Linksbündig: „Die kleine Faschistin“

07. Juni 2026  Gesellschaft
Geschrieben von Kreisverband

Bild: Rosa-Luxemburg-Stiftung

Jérôme Leroy beschreibt in seinem Roman „Die kleine Faschistin“ ein Frankreich, in dem die extreme Rechte immer mehr Macht erlangt und der Untergang der fünften Republik kurz bevorsteht. Das Buch, das Parallelen zur aktuellen politischen Entwicklung zieht, wurde bei der Rosa-Luxemburg-Stiftung vorgestellt.

Mord am Strand

Francesca wächst an der französisch-belgischen Grenze in einer Familie mit rechtsintellektuellen Klassikern auf und wird liebevoll „kleine Faschistin genannt. Sie ist in einer Beziehung mit Jugurtha, dem Sohn eines kabylischen Kommunisten. Diese Liebe ist ihrem Bruder Nils jedoch ein Dorn im Auge. Als sich beide am Strand verabreden, passt er den „Ausländer“ ab, erwürgt ihn und verscharrt den Leichnam im Sand. Erst nach einer Woche wird der Körper gefunden und – unter anderem auch – Nils befragt.
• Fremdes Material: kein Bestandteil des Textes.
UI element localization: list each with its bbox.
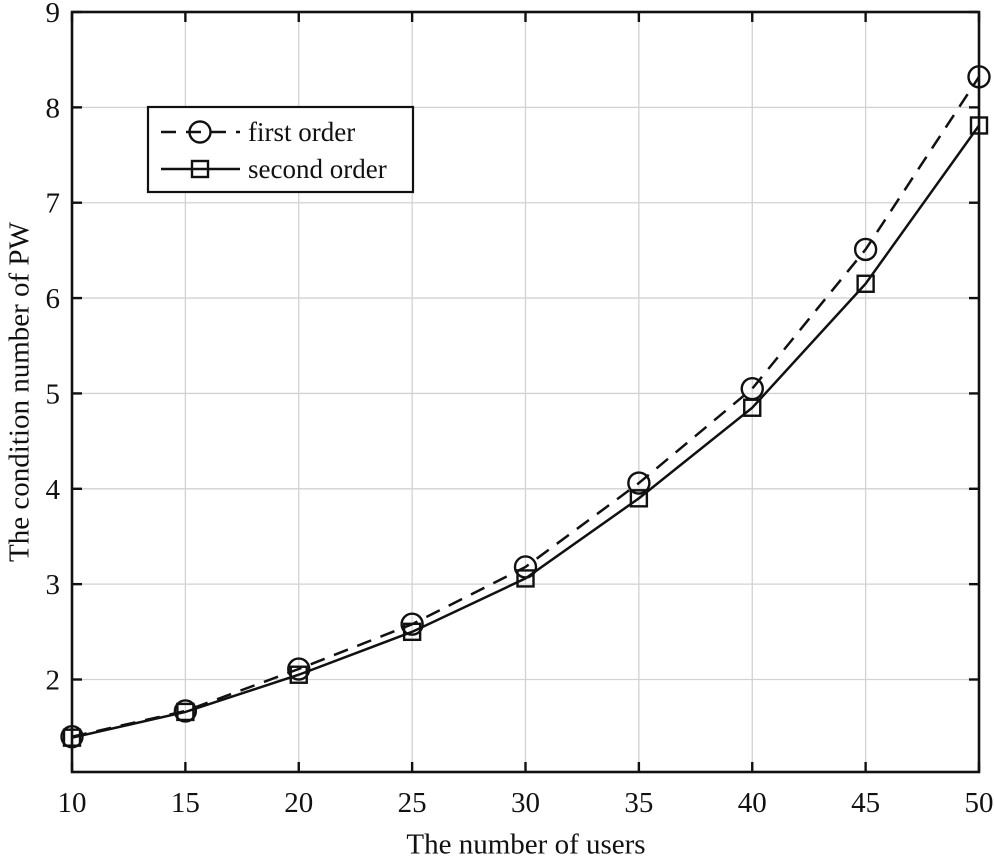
plot-border xyxy=(70,10,981,774)
marker-circle xyxy=(287,657,311,681)
x-tick-label: 50 xyxy=(965,787,994,819)
marker-circle xyxy=(513,555,538,579)
marker-square xyxy=(629,489,649,508)
marker-square xyxy=(856,274,875,293)
x-tick-label: 30 xyxy=(511,787,540,819)
y-axis-title: The condition number of PW xyxy=(3,222,36,562)
marker-square xyxy=(969,116,989,135)
marker-circle xyxy=(400,612,424,636)
x-tick-label: 15 xyxy=(171,787,200,819)
y-tick-label: 8 xyxy=(46,92,61,124)
marker-square xyxy=(62,728,82,747)
marker-circle xyxy=(853,237,878,262)
marker-circle xyxy=(967,65,991,89)
x-tick-label: 40 xyxy=(738,787,767,819)
x-tick-label: 25 xyxy=(398,787,427,819)
legend-marker-square xyxy=(190,159,210,179)
y-tick-label: 7 xyxy=(46,188,61,220)
y-tick-label: 4 xyxy=(46,474,61,506)
y-tick-label: 9 xyxy=(46,0,61,29)
x-tick-label: 45 xyxy=(851,787,880,819)
y-tick-label: 6 xyxy=(46,283,61,315)
y-tick-label: 2 xyxy=(46,665,61,697)
legend-marker-circle xyxy=(188,120,212,144)
legend-label-first-order: first order xyxy=(248,117,355,147)
y-tick-label: 3 xyxy=(46,569,61,601)
y-tick-label: 5 xyxy=(46,378,61,410)
marker-circle xyxy=(173,699,198,723)
marker-circle xyxy=(60,725,84,749)
x-axis-title: The number of users xyxy=(406,828,646,861)
x-tick-label: 35 xyxy=(624,787,653,819)
x-tick-label: 10 xyxy=(58,787,87,819)
x-tick-label: 20 xyxy=(284,787,313,819)
marker-square xyxy=(516,569,535,588)
marker-circle xyxy=(740,376,764,401)
series-line-first-order xyxy=(71,76,981,738)
marker-square xyxy=(176,702,195,722)
marker-circle xyxy=(627,471,651,495)
legend-label-second-order: second order xyxy=(248,154,387,184)
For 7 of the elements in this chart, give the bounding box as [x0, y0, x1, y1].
Die Medien spekulieren über eine Abrechnung im „Banden-Milieu“, der mit der Befragung beauftragte Polizist, der der Identitären Bewegung nahesteht, lässt verlauten: „Diese Leute haben einfach einen Hang zur Gewalt.“

Rassismus in Frankreich

„Der Roman noir will eine Bestandsaufnahme über die Gesellschaft liefern“, erklärte der Autor Leroy. Für Frankreich bedeute das ein hohes Maß an Rassismus und gemäß der „Neuen Rechten“ die Forderung nach einem Ethnopluralismus, der die Trennung unterschiedlicher Kulturen und Rassen einschließt. Die Identitäre Bewegung knüpfe an einen starken Regionalismus, der sich gegen den Pariser Zentralstaat richtet, an. Beispiele finden sich in rechten Regionalbestrebungen wie im Elsass oder Flandern. Die Hafenstadt, in der Francesca lebt, ist schon seit Jahrzehnten von einer wirtschaftlichen Krise und Arbeitslosigkeit betroffen.

Gezielte Gewalt

„Bei der Extremen Rechten ist Gewalt ein fester Bestandteil der Politik“, hielt er fest. Und das, was sich in Frankreich ereigne, sei überall sonst auf der Welt zu beobachten. In einer Buchszene rüstet sich Francesca, die Mitglied der rechtsextremen „Löwen von Flandern“ ist, mit Ellenbogen- und Beinschonern, Helm, Pfefferspray und Teleskop-Schlagstock aus, um in eine Auseinandersetzung nach einem Fußballspiel einzugreifen. Ein Fan-Bus der gegnerischen Mannschaft steht in Flammen. Das Nasenbein und das Handgelenk eines gegnerischen Hooligans brechen unter ihren Schlägen.

Ein aktivistisches Leben

Der französische Präsident ist der europäische Staatschef, der am meisten Macht und die längste Amtszeit innehat. So kann er etwa die Nationalversammlung auflösen lassen. „Die Polizei verhält sich heute in den Banlieues der Großstädte genauso wie während der Kolonialzeit in Algerien“, bilanzierte Leroy. Seine Bücher seien als die Geschichte seines Lebens als Aktivist zu sehen, erklärte er – und bezog sich dabei auf Titel wie „Der Block“ oder „Die letzten Tage der Raubtiere“. An seiner ersten Demonstration habe er als 19-Jähriger 1984 aus Protest gegen den Front National von Jean-Marie Le Pen teilgenommen, erinnerte er sich.